縣太爺按捺不住,問一邊叫賣酸梅湯和梔子花的老大爺:“大爺,您可知道平日在這裡擺攤算卦的道長去哪了?”
歪打正著,這個大爺竟然知道。他說:“那個道長?……哦,那孩子住在城西外的一座破廟裡頭。”
“他這幾日怎麼沒來?”
“這我就不知道了,公子你找他算卦?”
縣太爺遲疑了一下,道:“是。”
大爺點頭說:“這孩子算得老準了!找他沒錯兒。”
縣太爺一聽,耳目通紅,想起道士說的舉案齊眉的眷侶和五個孩子,又若有所失地回去了。
縣太爺在他那張小破床上輾轉了一夜,腦海裡都是小道士,夜不能寐。
頂著熊貓眼起來,在官服和青綠瑞草雲鶴錦裁成的袍子之間猶豫了一下,最終倒向那件袍子。
這袍子是縣太爺母親親手挑的料子,又親手趕製的。交給他,要他壓箱底兒,等以後找著了心儀的姑娘,提親時穿上,極為風流、體面。
縣太爺穿上袍子,理好鬢髮,往西邊走去。
昨夜淅淅瀝瀝下了一場小雨,城外的土路頗有些泥濘,肥沃的黑土,踩上去一腳深一腳淺。出城門又走了半盞茶的工夫,終於找到那座破廟。
縣太爺看過縣誌,得知此處原本是一處城隍廟,後來漸漸沒了香火,於是坍了牆、碎了瓦、沒了人煙。一叢叢春草在斷壁殘垣裡橫生著,觸目皆是荒煙蔓草的悽迷,不像是有人居住的樣子。
縣太爺卻不甘心,繼續往裡走,果然聽見一聲一聲微弱的咳嗽。縣太爺聽見這聲音,心裡揪成一團,幾乎要站立不住。他扶著牆往裡走,看到一個瘦小的身體埋在乾草鋪就的榻上,隨著咳嗽聲顫抖。
縣太爺撲到榻邊一看,果然是小道士,臉色蒼白,顴骨處卻有一對病態的酡紅。他急忙抱起小道士,用身體暖著。他環視周圍,又冷又潮,哪裡是能住人的地方。
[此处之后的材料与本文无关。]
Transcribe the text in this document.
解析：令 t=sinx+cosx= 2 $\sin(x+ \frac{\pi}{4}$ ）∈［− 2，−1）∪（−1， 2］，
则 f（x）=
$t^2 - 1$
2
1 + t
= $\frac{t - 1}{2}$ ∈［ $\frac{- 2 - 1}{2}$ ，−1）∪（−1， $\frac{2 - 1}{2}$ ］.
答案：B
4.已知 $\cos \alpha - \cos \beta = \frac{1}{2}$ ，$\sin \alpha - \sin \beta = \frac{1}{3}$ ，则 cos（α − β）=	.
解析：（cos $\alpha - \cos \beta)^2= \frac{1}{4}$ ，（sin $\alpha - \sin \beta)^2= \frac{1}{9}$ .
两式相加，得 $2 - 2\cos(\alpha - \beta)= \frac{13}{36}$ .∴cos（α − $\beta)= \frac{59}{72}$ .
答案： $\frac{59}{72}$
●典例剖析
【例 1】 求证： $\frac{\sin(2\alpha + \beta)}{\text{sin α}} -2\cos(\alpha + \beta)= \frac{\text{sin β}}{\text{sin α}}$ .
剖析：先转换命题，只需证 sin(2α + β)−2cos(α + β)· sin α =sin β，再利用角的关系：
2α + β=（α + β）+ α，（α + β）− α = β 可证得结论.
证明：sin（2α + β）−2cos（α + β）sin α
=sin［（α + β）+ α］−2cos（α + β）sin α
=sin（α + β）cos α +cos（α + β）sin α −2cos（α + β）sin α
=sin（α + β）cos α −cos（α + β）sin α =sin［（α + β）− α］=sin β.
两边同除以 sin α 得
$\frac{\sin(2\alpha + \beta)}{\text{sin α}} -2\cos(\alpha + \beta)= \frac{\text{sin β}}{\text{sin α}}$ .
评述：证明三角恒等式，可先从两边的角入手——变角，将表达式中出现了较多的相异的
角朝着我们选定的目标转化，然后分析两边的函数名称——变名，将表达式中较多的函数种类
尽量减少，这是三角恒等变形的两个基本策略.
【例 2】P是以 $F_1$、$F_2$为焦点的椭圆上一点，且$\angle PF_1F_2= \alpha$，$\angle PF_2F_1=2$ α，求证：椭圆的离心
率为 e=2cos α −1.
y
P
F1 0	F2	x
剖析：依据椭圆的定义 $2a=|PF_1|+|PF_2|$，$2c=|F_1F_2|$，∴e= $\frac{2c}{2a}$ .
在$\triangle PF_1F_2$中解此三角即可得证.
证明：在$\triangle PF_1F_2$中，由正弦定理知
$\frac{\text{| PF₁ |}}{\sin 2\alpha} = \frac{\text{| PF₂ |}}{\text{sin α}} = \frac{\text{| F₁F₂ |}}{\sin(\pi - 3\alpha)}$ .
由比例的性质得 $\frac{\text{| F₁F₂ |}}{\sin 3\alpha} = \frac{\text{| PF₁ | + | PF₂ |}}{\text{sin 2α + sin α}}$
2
縣太爺二話不說背起道士,就往城裡走。回去比來時更加艱難,縣太爺是文人,何時走過這樣的路。深深淺淺,像曲折的前塵;那些腳印被留在身後,是前塵已逝。而他們眼前展開的是一片被雨水洗刷得明淨無比的青天。
等縣太爺回到家中,青綠瑞草雲鶴錦袍子背後被道士身上的冷汗浸溼透了,縣太爺卻來不及心疼袍子,把道士往自己床上一放就跑出去找大夫。
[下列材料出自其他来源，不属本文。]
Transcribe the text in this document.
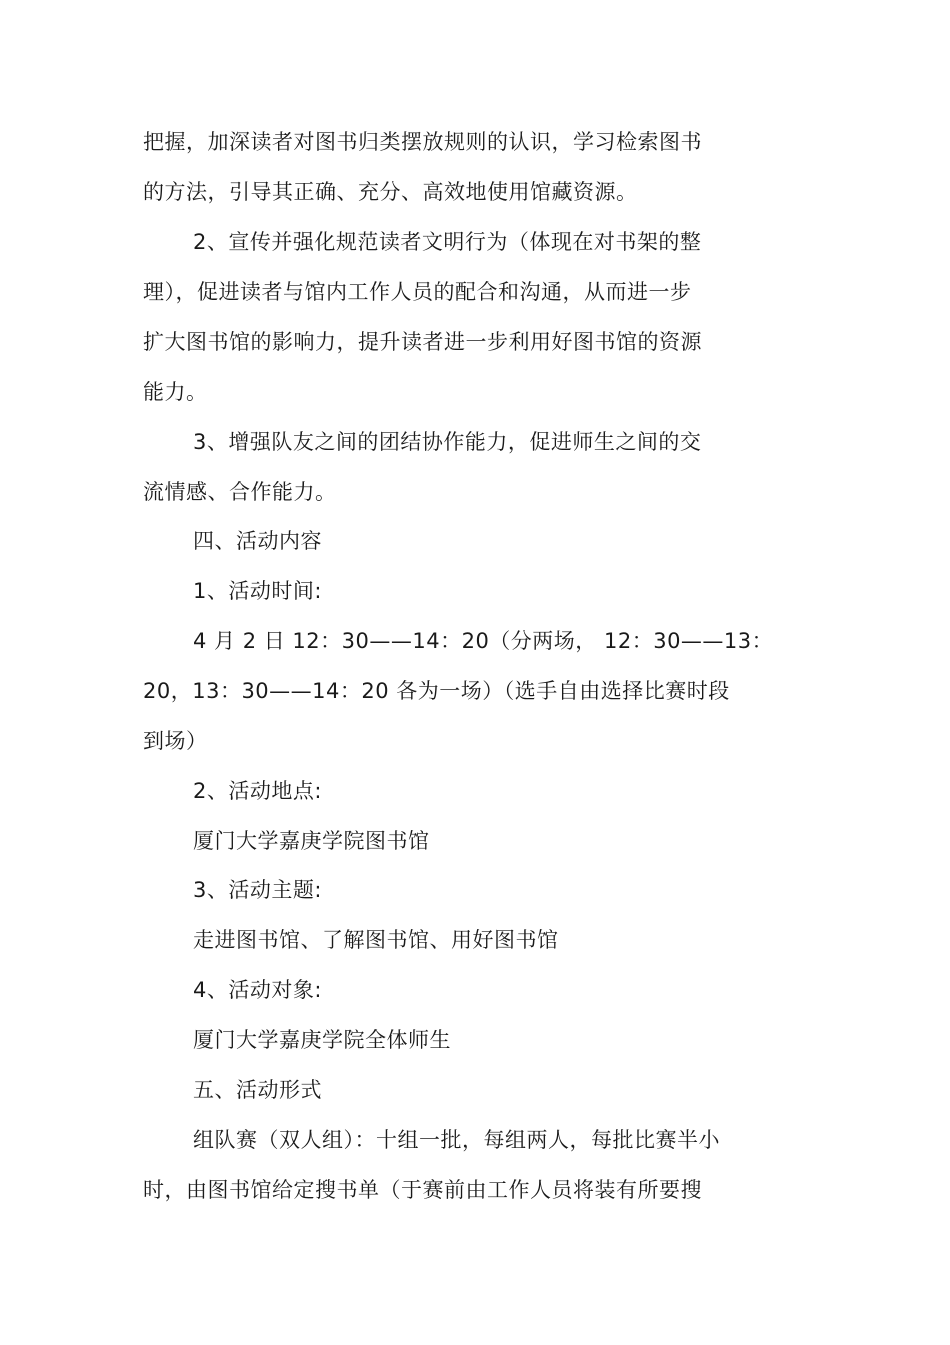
把握，加深读者对图书归类摆放规则的认识，学习检索图书
的方法，引导其正确、充分、高效地使用馆藏资源。
2、宣传并强化规范读者文明行为（体现在对书架的整
理），促进读者与馆内工作人员的配合和沟通，从而进一步
扩大图书馆的影响力，提升读者进一步利用好图书馆的资源
能力。
3、增强队友之间的团结协作能力，促进师生之间的交
流情感、合作能力。
四、活动内容
1、活动时间:
4 月 2 日 12：30——14：20（分两场， 12：30——13：
20，13：30——14：20 各为一场）（选手自由选择比赛时段
到场）
2、活动地点:
厦门大学嘉庚学院图书馆
3、活动主题:
走进图书馆、了解图书馆、用好图书馆
4、活动对象:
厦门大学嘉庚学院全体师生
五、活动形式
组队赛（双人组）：十组一批，每组两人，每批比赛半小
时，由图书馆给定搜书单（于赛前由工作人员将装有所要搜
請來的姬大夫家中世代為醫,醫術高明。開了一副藥,煎好,一日兩次,給道士灌下去,小道士漸漸退了燒,好起來了。
縣太爺照例每天啃窩窩頭,只是地點從庭除換到道士的床前。小道士轉醒的時候,縣太爺正在一邊啃窩窩頭一邊看公文。縣太爺見他醒了,很是驚慌失措,不知道說什麼好,卻聽到道士說“我餓了”。
縣太爺作為一個苦逼的單身宅男,卻不會做飯,勉為其難熬了一鍋粥,米還是夾生的。道士餓得厲害,也不管那許多,端過碗來就喝,喝完了還要一碗。
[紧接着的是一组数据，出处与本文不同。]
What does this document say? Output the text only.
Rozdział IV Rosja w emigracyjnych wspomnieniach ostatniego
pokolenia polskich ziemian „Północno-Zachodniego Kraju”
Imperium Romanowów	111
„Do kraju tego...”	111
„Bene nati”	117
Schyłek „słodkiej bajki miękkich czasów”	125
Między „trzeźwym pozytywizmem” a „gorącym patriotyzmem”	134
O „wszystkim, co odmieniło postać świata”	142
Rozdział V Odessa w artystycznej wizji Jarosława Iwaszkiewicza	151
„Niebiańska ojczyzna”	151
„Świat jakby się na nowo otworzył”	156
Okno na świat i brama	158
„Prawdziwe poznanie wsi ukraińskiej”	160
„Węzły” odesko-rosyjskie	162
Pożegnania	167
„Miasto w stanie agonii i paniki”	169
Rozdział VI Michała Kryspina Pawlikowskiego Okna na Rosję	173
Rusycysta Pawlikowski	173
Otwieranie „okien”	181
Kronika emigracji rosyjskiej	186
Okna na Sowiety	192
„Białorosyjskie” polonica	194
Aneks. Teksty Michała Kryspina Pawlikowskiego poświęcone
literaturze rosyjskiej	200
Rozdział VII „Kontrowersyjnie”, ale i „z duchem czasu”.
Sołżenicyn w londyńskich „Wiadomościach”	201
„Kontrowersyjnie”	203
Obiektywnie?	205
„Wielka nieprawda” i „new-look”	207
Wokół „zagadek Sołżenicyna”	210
他沒轍,又去給道士盛。他和道士素不相識,不知為何,卻想事事都順著他來,非要如此,心裡的空白才會少一些。
道士這才注意到他,問:“你是誰?”
他說:“道長裝瞎子,總該記得我聲音吧?”
道士便問:“原來是公子,不知公子是否覓得佳偶了?”
他塞給道士一碗粥,道士埋頭苦喝。他看著他的吃相,寂靜的房間內只有道士喝粥的聲音。沉默了半晌,他突然道:“找到了。”
道士喝了那鍋夾生的粥,不一會兒就鬧著肚子痛。縣太爺嚇得不知所措,幫他揉著肚子,又怕他病情因此反覆。他連夜照顧道士,像照顧一個兒童。
道士趴在他身上睡著了。他半夜驚醒,看到依靠在懷中的道士:那張臉還是蒼白的,卻神情安寧;嘴角上翹,彷彿在做一個美夢。
縣太爺的心又不受控地猛跳起來。他驚惶地想,自己該不會是中邪了吧。
道士看到他的官服,說:“原來你是縣令大人。”
他紅了臉,又硬梗起脖子,道:“有百姓來我這裡,告你……告你借算卦行騙!”
道士說:“貧道雖不是瞎子,但也不是騙子。貧道不是算得挺準的麼……縣令大人你不是已找到心儀的女子?”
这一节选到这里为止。